EU Enlargement Reaches Decisive Phase: Montenegro’s Accession Treaty Drafting Begins, Albania Targets 2027 Conclusion
For the first time since Croatia joined the European Union in 2013, the bloc is preparing to draft a new accession treaty. On 22 April 2026, EU ambassadors approved the creation of an ad hoc working group dedicated to drafting Montenegro’s accession treaty, marking the most concrete institutional step towards expansion in over a decade. Just weeks later, on 4-9 May 2026, the European Parliament’s committees evaluated the progress made by both Montenegro and Albania, the two Western Balkan frontrunners of the current enlargement wave.
Montenegro: 14 chapters provisionally closed, 19 open
Montenegro began accession negotiations in 2012, but the process was effectively frozen between 2018 and the geopolitical shift triggered by Russia’s invasion of Ukraine in 2022. As of April 2026, the candidate country has provisionally closed 14 of 33 negotiating chapters, with another 19 open. European Commissioner for Enlargement Marta Kos stated that Montenegro could conclude its negotiations by the end of 2026 and become the EU’s 28th member state by 2028. Podgorica’s declared political goal aligns with this timeline. The accession treaty being drafted will, according to the Commission, serve as a blueprint for the next generation of EU accession agreements — incorporating stronger safeguards against backsliding on rule-of-law commitments.
Albania: from candidate to frontrunner in record time
Albania has emerged as one of the most rapidly advancing EU candidate countries. After the European Council formally opened accession negotiations in March 2020, Albania opened all six negotiation clusters in just over a year — an unprecedented pace for a Western Balkan candidate. On 17 November 2025, the seventh EU-Albania Intergovernmental Conference opened the final remaining cluster. Tirana now aims to conclude negotiations by 2027 and join the EU by 2030. Prime Minister Edi Rama, an artist by training, has framed Albania’s accession as an aesthetic and political project: a country reshaped by EU standards.
The fundamentals problem
Both candidates still face the same critical hurdle: meeting the so-called interim benchmarks under Cluster 1 — Fundamentals. This cluster covers the rule of law, judicial reform, the fight against corruption, fundamental rights and the functioning of democratic institutions. For Montenegro, civil society organisations have raised concerns about the government’s actual capacity and political will to implement reforms, with a fragile coalition that includes pro-Serbian and pro-Russian politicians. For Albania, Commissioner Kos warned in November 2025 that this is the moment to accelerate, particularly in justice reform and judicial independence. Without firm progress here, both countries’ optimistic timelines may slip.

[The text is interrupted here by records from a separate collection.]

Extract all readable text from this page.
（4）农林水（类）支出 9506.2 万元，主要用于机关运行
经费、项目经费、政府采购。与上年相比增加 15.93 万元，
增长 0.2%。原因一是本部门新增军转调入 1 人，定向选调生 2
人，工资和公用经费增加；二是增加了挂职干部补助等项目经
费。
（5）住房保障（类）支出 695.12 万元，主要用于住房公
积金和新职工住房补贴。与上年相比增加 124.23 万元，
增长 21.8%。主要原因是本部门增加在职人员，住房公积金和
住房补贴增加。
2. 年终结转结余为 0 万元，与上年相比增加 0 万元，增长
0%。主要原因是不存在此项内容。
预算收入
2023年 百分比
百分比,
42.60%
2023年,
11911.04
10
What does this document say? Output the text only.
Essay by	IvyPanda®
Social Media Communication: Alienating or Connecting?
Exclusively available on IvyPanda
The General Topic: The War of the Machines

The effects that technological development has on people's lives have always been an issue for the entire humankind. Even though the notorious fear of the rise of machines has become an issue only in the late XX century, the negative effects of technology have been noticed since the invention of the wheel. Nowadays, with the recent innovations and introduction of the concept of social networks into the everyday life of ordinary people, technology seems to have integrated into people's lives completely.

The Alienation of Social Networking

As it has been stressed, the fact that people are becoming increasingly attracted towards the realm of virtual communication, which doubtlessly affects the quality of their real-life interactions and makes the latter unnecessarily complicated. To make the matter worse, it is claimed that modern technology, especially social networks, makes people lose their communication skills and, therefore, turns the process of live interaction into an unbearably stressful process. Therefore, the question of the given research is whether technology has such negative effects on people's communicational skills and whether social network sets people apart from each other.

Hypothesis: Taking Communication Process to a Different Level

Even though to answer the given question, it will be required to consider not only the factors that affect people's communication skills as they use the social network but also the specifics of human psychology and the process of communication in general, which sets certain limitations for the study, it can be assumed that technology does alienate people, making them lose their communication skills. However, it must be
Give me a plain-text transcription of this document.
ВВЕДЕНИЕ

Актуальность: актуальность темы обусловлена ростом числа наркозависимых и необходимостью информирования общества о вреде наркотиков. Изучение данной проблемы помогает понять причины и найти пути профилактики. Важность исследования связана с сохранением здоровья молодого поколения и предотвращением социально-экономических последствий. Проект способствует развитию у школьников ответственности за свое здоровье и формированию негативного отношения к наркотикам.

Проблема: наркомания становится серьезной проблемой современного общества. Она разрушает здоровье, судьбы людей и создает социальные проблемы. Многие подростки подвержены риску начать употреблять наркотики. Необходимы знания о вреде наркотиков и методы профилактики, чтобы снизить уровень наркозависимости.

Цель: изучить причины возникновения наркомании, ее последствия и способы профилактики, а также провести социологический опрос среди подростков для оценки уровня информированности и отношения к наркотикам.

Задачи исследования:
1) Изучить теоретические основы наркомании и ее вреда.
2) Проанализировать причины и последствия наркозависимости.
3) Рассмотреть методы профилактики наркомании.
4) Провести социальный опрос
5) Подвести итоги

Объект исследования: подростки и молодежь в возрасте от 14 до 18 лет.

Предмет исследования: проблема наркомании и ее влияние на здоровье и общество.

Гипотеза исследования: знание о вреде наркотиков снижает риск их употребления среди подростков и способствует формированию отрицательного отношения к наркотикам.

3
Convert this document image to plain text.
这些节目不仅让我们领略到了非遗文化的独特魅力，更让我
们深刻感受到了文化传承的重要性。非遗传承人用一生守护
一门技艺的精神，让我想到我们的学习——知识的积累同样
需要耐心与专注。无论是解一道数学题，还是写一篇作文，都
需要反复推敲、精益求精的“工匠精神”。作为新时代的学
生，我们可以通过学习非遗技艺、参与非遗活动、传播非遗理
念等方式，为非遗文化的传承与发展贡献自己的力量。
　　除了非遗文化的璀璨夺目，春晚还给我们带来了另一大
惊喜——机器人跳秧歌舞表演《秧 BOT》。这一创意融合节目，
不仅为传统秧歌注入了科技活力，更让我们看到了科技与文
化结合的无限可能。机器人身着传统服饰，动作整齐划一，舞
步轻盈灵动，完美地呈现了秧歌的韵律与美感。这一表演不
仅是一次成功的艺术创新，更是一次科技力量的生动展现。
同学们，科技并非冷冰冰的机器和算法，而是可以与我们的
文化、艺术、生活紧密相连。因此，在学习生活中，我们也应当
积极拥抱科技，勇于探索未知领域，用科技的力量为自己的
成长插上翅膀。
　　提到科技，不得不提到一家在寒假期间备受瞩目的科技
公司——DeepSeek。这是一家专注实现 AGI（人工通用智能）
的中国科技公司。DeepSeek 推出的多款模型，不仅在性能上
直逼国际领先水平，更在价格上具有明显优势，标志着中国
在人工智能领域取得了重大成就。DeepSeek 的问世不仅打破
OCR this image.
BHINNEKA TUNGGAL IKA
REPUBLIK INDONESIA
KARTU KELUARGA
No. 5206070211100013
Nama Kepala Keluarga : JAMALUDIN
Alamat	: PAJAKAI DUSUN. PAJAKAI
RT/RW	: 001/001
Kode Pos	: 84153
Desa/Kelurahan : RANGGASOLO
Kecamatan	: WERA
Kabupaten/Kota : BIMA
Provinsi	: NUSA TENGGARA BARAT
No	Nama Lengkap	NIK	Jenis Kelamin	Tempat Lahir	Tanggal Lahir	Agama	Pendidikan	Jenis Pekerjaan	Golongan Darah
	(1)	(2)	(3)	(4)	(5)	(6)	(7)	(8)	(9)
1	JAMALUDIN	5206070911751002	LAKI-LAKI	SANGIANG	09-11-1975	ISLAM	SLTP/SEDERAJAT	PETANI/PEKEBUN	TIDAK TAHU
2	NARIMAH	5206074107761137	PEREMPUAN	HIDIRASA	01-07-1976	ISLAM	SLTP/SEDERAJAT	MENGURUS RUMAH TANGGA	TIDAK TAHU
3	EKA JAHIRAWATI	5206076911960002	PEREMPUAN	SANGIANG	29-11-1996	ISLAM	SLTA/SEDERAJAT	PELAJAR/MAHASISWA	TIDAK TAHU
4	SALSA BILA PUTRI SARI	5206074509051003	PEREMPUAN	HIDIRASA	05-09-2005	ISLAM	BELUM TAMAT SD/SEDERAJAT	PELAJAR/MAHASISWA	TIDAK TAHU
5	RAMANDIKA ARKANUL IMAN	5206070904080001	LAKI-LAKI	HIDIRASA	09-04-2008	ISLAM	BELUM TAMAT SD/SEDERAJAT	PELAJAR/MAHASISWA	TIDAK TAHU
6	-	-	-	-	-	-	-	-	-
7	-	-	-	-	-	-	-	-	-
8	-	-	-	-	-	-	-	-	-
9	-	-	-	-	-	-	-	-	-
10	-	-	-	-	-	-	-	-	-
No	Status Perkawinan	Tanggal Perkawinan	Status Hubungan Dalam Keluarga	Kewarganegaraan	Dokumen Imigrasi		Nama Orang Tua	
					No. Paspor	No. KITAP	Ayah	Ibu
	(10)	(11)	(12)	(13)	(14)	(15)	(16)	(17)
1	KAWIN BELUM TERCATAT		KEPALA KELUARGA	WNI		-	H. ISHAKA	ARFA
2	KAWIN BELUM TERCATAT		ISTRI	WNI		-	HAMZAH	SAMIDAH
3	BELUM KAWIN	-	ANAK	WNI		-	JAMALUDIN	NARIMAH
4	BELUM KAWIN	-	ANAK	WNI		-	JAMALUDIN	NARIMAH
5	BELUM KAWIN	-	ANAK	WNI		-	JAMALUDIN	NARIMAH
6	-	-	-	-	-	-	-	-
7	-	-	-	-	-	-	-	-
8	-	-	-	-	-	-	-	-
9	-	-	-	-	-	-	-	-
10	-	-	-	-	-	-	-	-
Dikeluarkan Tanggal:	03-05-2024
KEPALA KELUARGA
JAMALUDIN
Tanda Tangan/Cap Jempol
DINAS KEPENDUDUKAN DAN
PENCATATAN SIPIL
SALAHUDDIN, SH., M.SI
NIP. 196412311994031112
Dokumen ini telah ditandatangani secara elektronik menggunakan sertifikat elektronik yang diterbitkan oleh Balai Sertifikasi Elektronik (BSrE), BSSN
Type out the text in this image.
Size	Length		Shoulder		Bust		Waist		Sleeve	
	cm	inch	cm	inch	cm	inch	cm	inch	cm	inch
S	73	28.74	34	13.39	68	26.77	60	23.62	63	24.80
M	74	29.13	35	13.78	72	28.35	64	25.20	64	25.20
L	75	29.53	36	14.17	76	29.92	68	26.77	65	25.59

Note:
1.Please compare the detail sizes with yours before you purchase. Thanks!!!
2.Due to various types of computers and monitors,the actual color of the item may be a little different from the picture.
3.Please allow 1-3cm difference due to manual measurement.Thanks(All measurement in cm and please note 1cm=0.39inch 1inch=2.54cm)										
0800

Ukraine, Moldova and the broader enlargement debate
The Western Balkan track now intersects with the parallel EU candidacy of Ukraine and Moldova, both of which received candidate status in June 2022 and opened formal accession negotiations in December 2023. Commissioner Kos has indicated that Moldova could close negotiations by early 2028, with Ukraine following on a similar timeline contingent on the broader political situation. The Commission’s preferred enlargement order — Montenegro first, then Albania, Moldova and Ukraine — has reportedly been challenged by some member states, with proposals for a fast-tracked Ukraine path under a so-called “reverse enlargement” model rejected by EU ambassadors on 4 March 2026.
Public opinion and the political risk
According to the latest Eurobarometer data, 45% of EU citizens support Albania’s accession once the country meets the necessary criteria, against 44% expressing opposition — a margin so narrow that a small shift in any major member state’s domestic political climate could become decisive. With far-right and enlargement-sceptical parties continuing to gain ground across Europe, sustained public communication about the Western Balkans’ integration trajectory has become an existential concern for the Commission. The 2025 Enlargement Package presented on 4 November 2025 framed enlargement as a geopolitical imperative; the May 2026 European Parliament evaluations will test whether that framing has translated into political traction.
What the next milestones look like
For Montenegro, the priority is closing the remaining 19 negotiating chapters before the end of 2026 and ensuring that the draft accession treaty addresses both technical alignment and the political question of how to safeguard reforms after accession. For Albania, the priority is meeting the Cluster 1 interim benchmarks, which would unlock the closing process for all chapters. The European Council in June 2026 will receive a formal assessment from the Commission, and political endorsement at that level would put both countries firmly on track for the timelines their governments have publicly declared.